F. Landmines and International Relations: 

Overview

  • Usage: Widely used in conflicts (WWI, WWII, SE Asia, Korean War, Gulf War 1991).
  • Victim-activated: Can remain dormant for years; cause severe injuries and fatalities, mostly to civilians, including children.
  • Purpose: Originally to prevent removal of anti-tank/vehicle mines, protect strategic locations, injure rather than kill to burden enemy resources.
  • Proliferation: Cheap, accessible, used by regular and non-state forces. Tens of millions buried in over 70 countries, often unmarked/unrecorded.
  • Impact: Kill/injure civilians, restrict access to farmland, impede movement, prevent refugee return, hinder economic development.

Affected Regions

  • Contaminated Areas: Afghanistan, Angola, Burundi, Bosnia, Cambodia, Chechnya, Colombia, Iraq, Nepal, Sri Lanka, Myanmar, India, Pakistan (limited info available).
  • Disproportionate Impact: Affects poorest countries; clearance is costly and dangerous.

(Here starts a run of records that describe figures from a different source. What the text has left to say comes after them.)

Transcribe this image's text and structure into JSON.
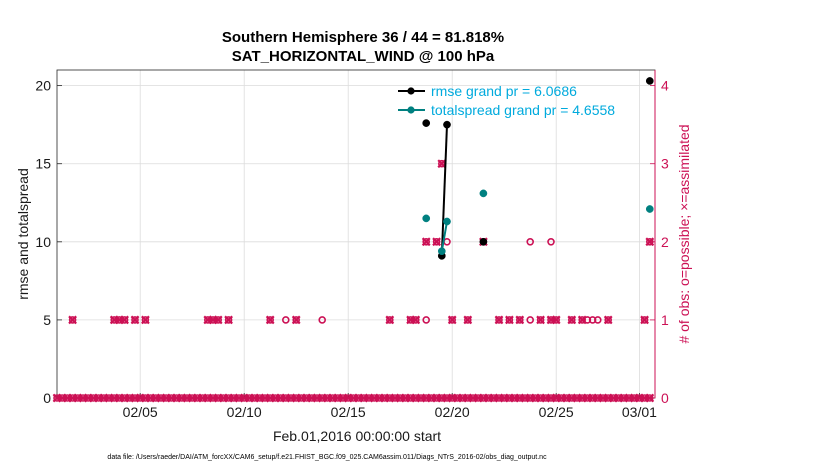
{
  "chart_data": {
    "type": "scatter",
    "title": "Southern Hemisphere 36 / 44 = 81.818%",
    "subtitle": "SAT_HORIZONTAL_WIND @ 100 hPa",
    "xlabel": "Feb.01,2016 00:00:00 start",
    "ylabel": "rmse and totalspread",
    "y2label": "# of obs: o=possible; ×=assimilated",
    "xlim": [
      1,
      29.75
    ],
    "ylim": [
      0,
      21
    ],
    "y2lim": [
      0,
      4.2
    ],
    "x_ticks": [
      5,
      10,
      15,
      20,
      25,
      29
    ],
    "x_tick_labels": [
      "02/05",
      "02/10",
      "02/15",
      "02/20",
      "02/25",
      "03/01"
    ],
    "y_ticks": [
      0,
      5,
      10,
      15,
      20
    ],
    "y2_ticks": [
      0,
      1,
      2,
      3,
      4
    ],
    "grid": true,
    "legend_position": "top-right",
    "colors": {
      "rmse": "#000000",
      "totalspread": "#008080",
      "obs": "#cc1155",
      "legend_text": "#00aadd"
    },
    "legend": [
      {
        "key": "rmse",
        "label": "rmse grand pr = 6.0686"
      },
      {
        "key": "totalspread",
        "label": "totalspread grand pr = 4.6558"
      }
    ],
    "series": [
      {
        "key": "rmse",
        "x": [
          18.75,
          19.5,
          19.75,
          21.5,
          29.5
        ],
        "y": [
          17.6,
          9.1,
          17.5,
          10.0,
          20.3
        ],
        "lines": [
          [
            19.5,
            19.75
          ]
        ]
      },
      {
        "key": "totalspread",
        "x": [
          18.75,
          19.5,
          19.75,
          21.5,
          29.5
        ],
        "y": [
          11.5,
          9.4,
          11.3,
          13.1,
          12.1
        ],
        "lines": [
          [
            19.5,
            19.75
          ]
        ]
      }
    ],
    "obs_possible": {
      "x": [
        1,
        1.25,
        1.5,
        1.75,
        2,
        2.25,
        2.5,
        2.75,
        3,
        3.25,
        3.5,
        3.75,
        4,
        4.25,
        4.5,
        4.75,
        5,
        5.25,
        5.5,
        5.75,
        6,
        6.25,
        6.5,
        6.75,
        7,
        7.25,
        7.5,
        7.75,
        8,
        8.25,
        8.5,
        8.75,
        9,
        9.25,
        9.5,
        9.75,
        10,
        10.25,
        10.5,
        10.75,
        11,
        11.25,
        11.5,
        11.75,
        12,
        12.25,
        12.5,
        12.75,
        13,
        13.25,
        13.5,
        13.75,
        14,
        14.25,
        14.5,
        14.75,
        15,
        15.25,
        15.5,
        15.75,
        16,
        16.25,
        16.5,
        16.75,
        17,
        17.25,
        17.5,
        17.75,
        18,
        18.25,
        18.5,
        18.75,
        19,
        19.25,
        19.5,
        19.75,
        20,
        20.25,
        20.5,
        20.75,
        21,
        21.25,
        21.5,
        21.75,
        22,
        22.25,
        22.5,
        22.75,
        23,
        23.25,
        23.5,
        23.75,
        24,
        24.25,
        24.5,
        24.75,
        25,
        25.25,
        25.5,
        25.75,
        26,
        26.25,
        26.5,
        26.75,
        27,
        27.25,
        27.5,
        27.75,
        28,
        28.25,
        28.5,
        28.75,
        29,
        29.25,
        29.5,
        1.75,
        3.75,
        4,
        4.25,
        4.75,
        5.25,
        8.25,
        8.5,
        8.75,
        9.25,
        11.25,
        12,
        12.5,
        13.75,
        17,
        18,
        18.25,
        18.75,
        20,
        20.75,
        22.25,
        22.75,
        23.25,
        23.75,
        24.25,
        24.75,
        25,
        25.75,
        26.25,
        26.5,
        26.75,
        27,
        27.5,
        29.25,
        18.75,
        19.25,
        19.75,
        21.5,
        23.75,
        24.75,
        29.5,
        19.5
      ],
      "y": [
        0,
        0,
        0,
        0,
        0,
        0,
        0,
        0,
        0,
        0,
        0,
        0,
        0,
        0,
        0,
        0,
        0,
        0,
        0,
        0,
        0,
        0,
        0,
        0,
        0,
        0,
        0,
        0,
        0,
        0,
        0,
        0,
        0,
        0,
        0,
        0,
        0,
        0,
        0,
        0,
        0,
        0,
        0,
        0,
        0,
        0,
        0,
        0,
        0,
        0,
        0,
        0,
        0,
        0,
        0,
        0,
        0,
        0,
        0,
        0,
        0,
        0,
        0,
        0,
        0,
        0,
        0,
        0,
        0,
        0,
        0,
        0,
        0,
        0,
        0,
        0,
        0,
        0,
        0,
        0,
        0,
        0,
        0,
        0,
        0,
        0,
        0,
        0,
        0,
        0,
        0,
        0,
        0,
        0,
        0,
        0,
        0,
        0,
        0,
        0,
        0,
        0,
        0,
        0,
        0,
        0,
        0,
        0,
        0,
        0,
        0,
        0,
        0,
        0,
        0,
        1,
        1,
        1,
        1,
        1,
        1,
        1,
        1,
        1,
        1,
        1,
        1,
        1,
        1,
        1,
        1,
        1,
        1,
        1,
        1,
        1,
        1,
        1,
        1,
        1,
        1,
        1,
        1,
        1,
        1,
        1,
        1,
        1,
        1,
        2,
        2,
        2,
        2,
        2,
        2,
        2,
        3
      ]
    },
    "obs_assimilated": {
      "x": [
        1,
        1.25,
        1.5,
        1.75,
        2,
        2.25,
        2.5,
        2.75,
        3,
        3.25,
        3.5,
        3.75,
        4,
        4.25,
        4.5,
        4.75,
        5,
        5.25,
        5.5,
        5.75,
        6,
        6.25,
        6.5,
        6.75,
        7,
        7.25,
        7.5,
        7.75,
        8,
        8.25,
        8.5,
        8.75,
        9,
        9.25,
        9.5,
        9.75,
        10,
        10.25,
        10.5,
        10.75,
        11,
        11.25,
        11.5,
        11.75,
        12,
        12.25,
        12.5,
        12.75,
        13,
        13.25,
        13.5,
        13.75,
        14,
        14.25,
        14.5,
        14.75,
        15,
        15.25,
        15.5,
        15.75,
        16,
        16.25,
        16.5,
        16.75,
        17,
        17.25,
        17.5,
        17.75,
        18,
        18.25,
        18.5,
        18.75,
        19,
        19.25,
        19.5,
        19.75,
        20,
        20.25,
        20.5,
        20.75,
        21,
        21.25,
        21.5,
        21.75,
        22,
        22.25,
        22.5,
        22.75,
        23,
        23.25,
        23.5,
        23.75,
        24,
        24.25,
        24.5,
        24.75,
        25,
        25.25,
        25.5,
        25.75,
        26,
        26.25,
        26.5,
        26.75,
        27,
        27.25,
        27.5,
        27.75,
        28,
        28.25,
        28.5,
        28.75,
        29,
        29.25,
        29.5,
        1.75,
        3.75,
        4,
        4.25,
        4.75,
        5.25,
        8.25,
        8.5,
        8.75,
        9.25,
        11.25,
        12.5,
        17,
        18,
        18.25,
        20,
        20.75,
        22.25,
        22.75,
        23.25,
        24.25,
        24.75,
        25,
        25.75,
        26.25,
        27.5,
        29.25,
        18.75,
        19.25,
        21.5,
        29.5,
        19.5
      ],
      "y": [
        0,
        0,
        0,
        0,
        0,
        0,
        0,
        0,
        0,
        0,
        0,
        0,
        0,
        0,
        0,
        0,
        0,
        0,
        0,
        0,
        0,
        0,
        0,
        0,
        0,
        0,
        0,
        0,
        0,
        0,
        0,
        0,
        0,
        0,
        0,
        0,
        0,
        0,
        0,
        0,
        0,
        0,
        0,
        0,
        0,
        0,
        0,
        0,
        0,
        0,
        0,
        0,
        0,
        0,
        0,
        0,
        0,
        0,
        0,
        0,
        0,
        0,
        0,
        0,
        0,
        0,
        0,
        0,
        0,
        0,
        0,
        0,
        0,
        0,
        0,
        0,
        0,
        0,
        0,
        0,
        0,
        0,
        0,
        0,
        0,
        0,
        0,
        0,
        0,
        0,
        0,
        0,
        0,
        0,
        0,
        0,
        0,
        0,
        0,
        0,
        0,
        0,
        0,
        0,
        0,
        0,
        0,
        0,
        0,
        0,
        0,
        0,
        0,
        0,
        0,
        1,
        1,
        1,
        1,
        1,
        1,
        1,
        1,
        1,
        1,
        1,
        1,
        1,
        1,
        1,
        1,
        1,
        1,
        1,
        1,
        1,
        1,
        1,
        1,
        1,
        1,
        1,
        2,
        2,
        2,
        2,
        3
      ]
    },
    "footnote": "data file: /Users/raeder/DAI/ATM_forcXX/CAM6_setup/f.e21.FHIST_BGC.f09_025.CAM6assim.011/Diags_NTrS_2016-02/obs_diag_output.nc"
  }
}
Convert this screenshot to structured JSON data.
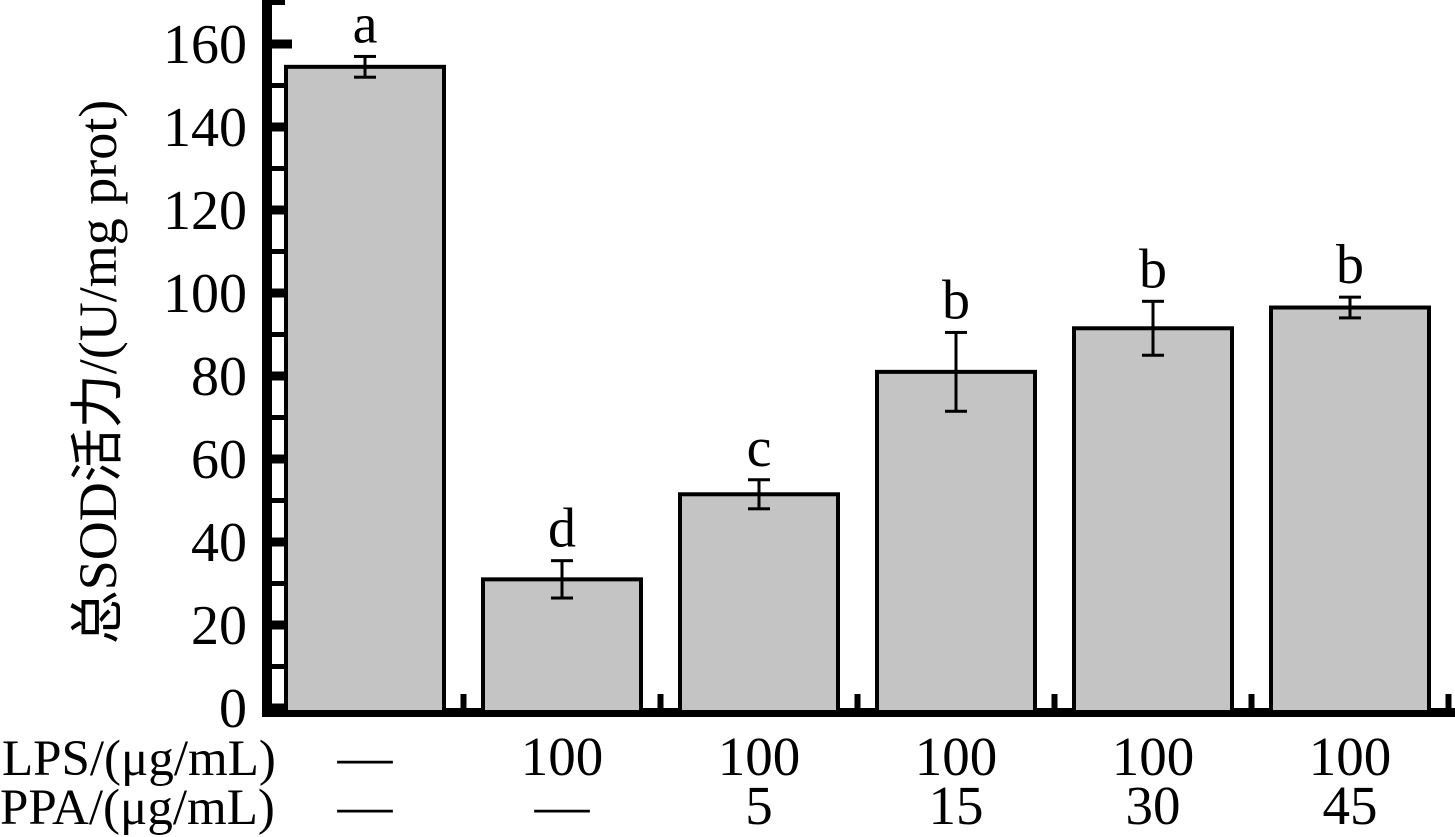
{
  "chart_data": {
    "type": "bar",
    "title": "",
    "ylabel": "总SOD活力/(U/mg prot)",
    "yticks": [
      0,
      20,
      40,
      60,
      80,
      100,
      120,
      140,
      160
    ],
    "y_minor_step": 10,
    "ylim": [
      0,
      170
    ],
    "values": [
      154.5,
      31,
      51.5,
      81,
      91.5,
      96.5
    ],
    "errors": [
      2.5,
      4.5,
      3.5,
      9.5,
      6.5,
      2.5
    ],
    "sig_letters": [
      "a",
      "d",
      "c",
      "b",
      "b",
      "b"
    ],
    "bar_fill": "#c4c4c4",
    "bar_border": "#000000",
    "axis_color": "#000000",
    "grid": "off",
    "legend": "none",
    "x_rows": [
      {
        "label": "LPS/(μg/mL)",
        "values": [
          "—",
          "100",
          "100",
          "100",
          "100",
          "100"
        ]
      },
      {
        "label": "PPA/(μg/mL)",
        "values": [
          "—",
          "—",
          "5",
          "15",
          "30",
          "45"
        ]
      }
    ]
  }
}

International Measures to Prohibit Anti-Personnel Mines

  1. Mine Ban Convention (Ottawa Convention, 1997)
    • Bans: Use, production, stockpiling, transfer of anti-personnel mines.
    • Commitments: Destroy stockpiles within 4 years, clear mines within 10 years, mine clearance, education, survivor assistance.
    • Development: Ottawa Process (civil society, Governments, UN); adopted in Oslo, signed in Ottawa.
    • Status: Entered into force March 1999; 162 States parties as of June 2015. Key non-signatories include China, Egypt, India, Israel, Pakistan, Russia, USA.
    • Impact: Halted global trade in anti-personnel mines, annual meetings to review progress.
  2. Protocol II (Amended, 1996) of CCW: 
    • CCW Annex: Part of the Convention on Certain Conventional Weapons.
    • Restrictions: On anti-personnel/vehicle mines, booby-traps; no total ban.
    • Prohibitions: Use causing superfluous injury/unnecessary suffering, detection-triggered mines, targeting civilians/civilian objects, indiscriminate use.
    • Commitments: Clear mines post-conflict, protect civilians, provide warnings, maintain records, protect humanitarian missions.
    • Status: Entered into force 1998; 102 States parties as of June 2015. Nepal is not a party.